Within the realm of international and comparative law, this book closes the gap between the legal frameworks of ETSs in practice, the economic research data and the doctrinal analysis of WTO law. These interesting insights and fresh ideas explore the connection between ETSs, the problems with free allocation of emission permits and the analysis of complex legal instruments.
This accessible resource will be invaluable for those researching and teaching climate change law and policy, international trade law and environmental economics. It will also be a useful tool for policymakers, lawyers and economists.
‘Dr. Elena de Lemos Pinto Aydos’ comprehensive account of past and present emissions trading schemes suggests that free licenses to pollute in reality is a subsidy conferring windfall profits to a small number of energy-intensive companies. Her elaborate legal analysis convincingly shows that under the rules of the World Trade Organization carbon emission trading benefits will be deemed actionable and thus should require advance notification, as countervailing duties could be justified. With trade protectionism concerns looming in the background this is an extremely timely book to inform carbon market observers and policy makers.’
– Mikael Skou Andersen, Aarhus University, Denmark
‘This book is an important contribution to understanding the relation between the oftentimes overestimated phenomenon of carbon leakage and the resulting, frequently unjustified, free allocation to heavy polluters. The volume excels in applying an interdisciplinary law-and-economics approach in a comprehensive analysis of three major carbon markets.
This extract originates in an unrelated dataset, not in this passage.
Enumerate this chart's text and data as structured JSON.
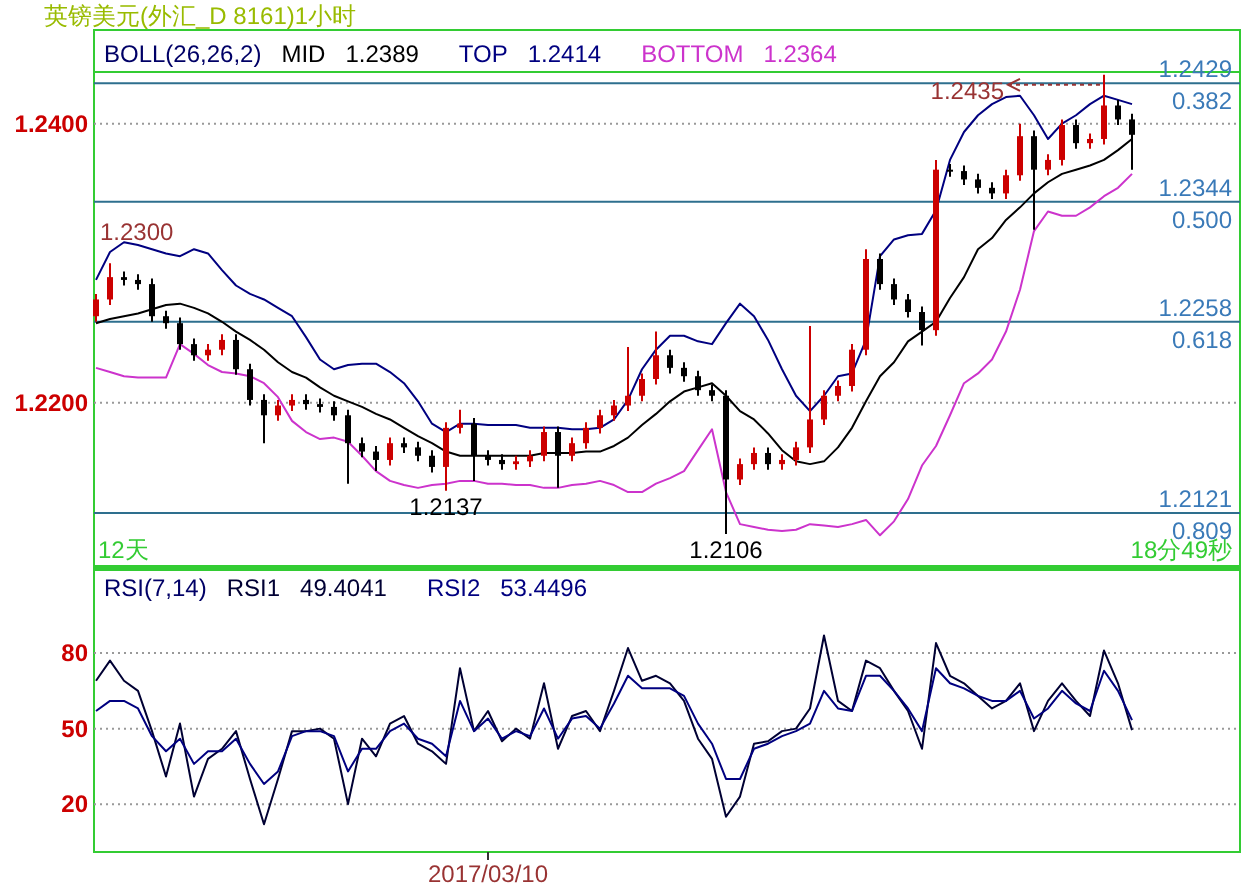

It is a timely addition to the literature with obvious relevance beyond the cases; a “must read” for all scholars and practitioners interested in an efficient, effective, and fair climate policy.’
– Sven Rudolph, Kyoto University, Japan
‘The Paris Agreement on climate change has made it clear that the attention of scholars and practitioners has to shift to the functioning and interaction of diverse climate policies. This excellent book addresses a stubborn issue that is critical for success: carbon leakage. The author very ably presents the theory and practice of carbon leakage for several climate policies while paying due attention to the legal realm, in particular WTO. This book is a must-have for both researchers and practitioners alike.’
– Stefan Weishaar, Groningen University, the Netherlands
Elena de Lemos Pinto Aydos, Lecturer, University of Newcastle, Australia.